Il existe deux méthodes de séchage: le phragmicompostage et l’usage d’une centrifugeuse. Le phragmicompostage consiste à planter des roseaux sur les boues, stockées dans des bassins. Ces roseaux les assèchent et les compostent, sur une période d’environ dix ans. Les communes de Fiez, Fontaines-sur-Grandson et Grandevent ont, par exemple, opté pour cette méthode. Leur projet a été mis à l’enquête hier.

«Nous avions pensé au phragmicompostage, mais il nécessite de gros investissements. Et nous ne savons pas encore ce qu’il faudra faire de ce compost dans dix ans», explique pour sa part Marc Etienne Blanc, municipal à Vuarrens, l’une des dix communes qui a opté pour l’achat commun d’une centrifugeuse.

Dessiccation mécanique

Les communes de Vuarrens, Essertines-sur-Yverdon, Prahins et Romainmôtier, entre autres, ont testé une centrifugeuse mobile. Cette méthode leur a plu, elles ont donc décidé de financer ensemble l’achat d’une machine coûtant 265 000 francs. «La centrifugeuse sera montée sur une remorque et se déplacera de step en step, selon les besoins», poursuit Marc-Etienne Blanc.
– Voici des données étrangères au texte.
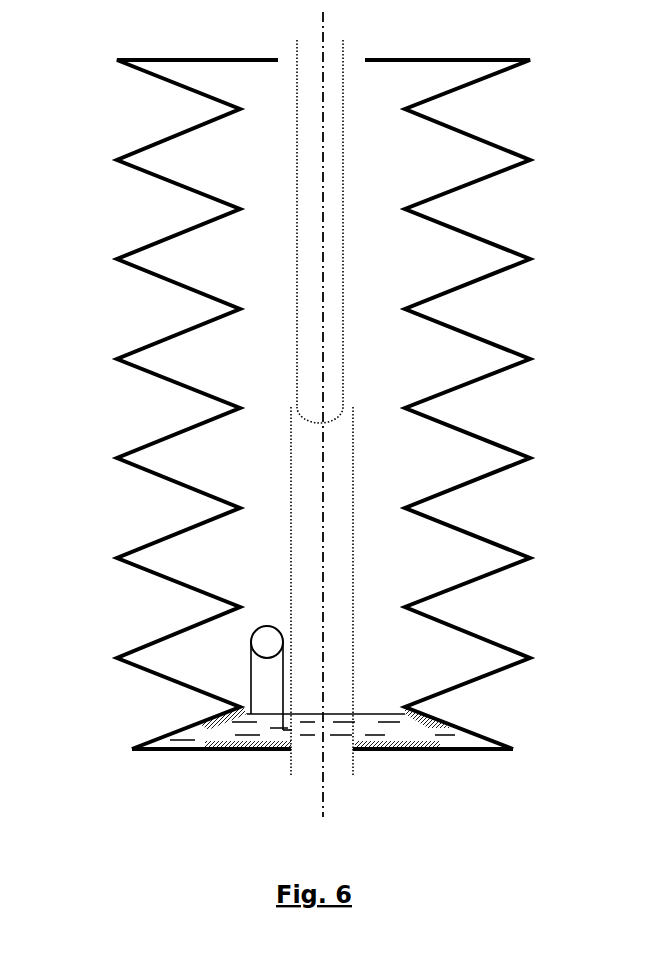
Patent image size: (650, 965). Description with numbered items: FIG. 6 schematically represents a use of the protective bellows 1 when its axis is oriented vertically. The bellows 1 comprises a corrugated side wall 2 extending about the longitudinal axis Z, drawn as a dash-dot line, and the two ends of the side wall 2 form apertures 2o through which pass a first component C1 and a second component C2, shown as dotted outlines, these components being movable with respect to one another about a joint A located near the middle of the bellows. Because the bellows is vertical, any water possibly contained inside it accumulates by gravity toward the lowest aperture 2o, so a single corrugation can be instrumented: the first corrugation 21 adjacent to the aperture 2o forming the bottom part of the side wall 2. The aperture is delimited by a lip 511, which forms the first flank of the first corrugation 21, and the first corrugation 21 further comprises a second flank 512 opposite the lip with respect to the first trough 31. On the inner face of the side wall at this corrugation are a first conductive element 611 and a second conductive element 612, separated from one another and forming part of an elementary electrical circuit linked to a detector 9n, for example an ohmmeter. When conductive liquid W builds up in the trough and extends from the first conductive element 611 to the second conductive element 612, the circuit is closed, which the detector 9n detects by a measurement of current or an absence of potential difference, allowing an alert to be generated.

The protective bellows 1 is at (279, 404).
The side wall 2 is at (132, 592).
The first corrugation 21 is at (274, 742).
The first trough 31 is at (132, 743).
The lip 511 is at (160, 752).
The second flank 512 is at (158, 736).
The first conductive element 611 is at (250, 752).
The second conductive element 612 is at (205, 723).
The detector 9n is at (271, 636).
The aperture 2o is at (306, 783).
The first component C1 is at (312, 264).
The second component C2 is at (312, 485).
The joint A is at (300, 410).
The conductive liquid W is at (400, 728).
The longitudinal axis Z is at (333, 414).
Le principe est simple: les déchets qui sortent des steps, sont composés à 97% d’eau et ne peuvent être transportés qu’à l’aide d’un camion-citerne.

«Plus que 70% d’eau»

«Après avoir été asséchées par la centrifugeuse, les boues ne contiennent plus que 70% d’eau, ce qui facilite leur transport. Et grâce à ce traitement, il devient possible de les incinérer », explique aussi Marc Etienne Blanc. La machine ne peut traiter que 2 m³ de boue par heure, ce qui est peu. «Ce rythme permet à la step d’absorber en continu et sans difficulté l’eau à recycler une seconde fois dans les bassins», précise-t-il en conclusion.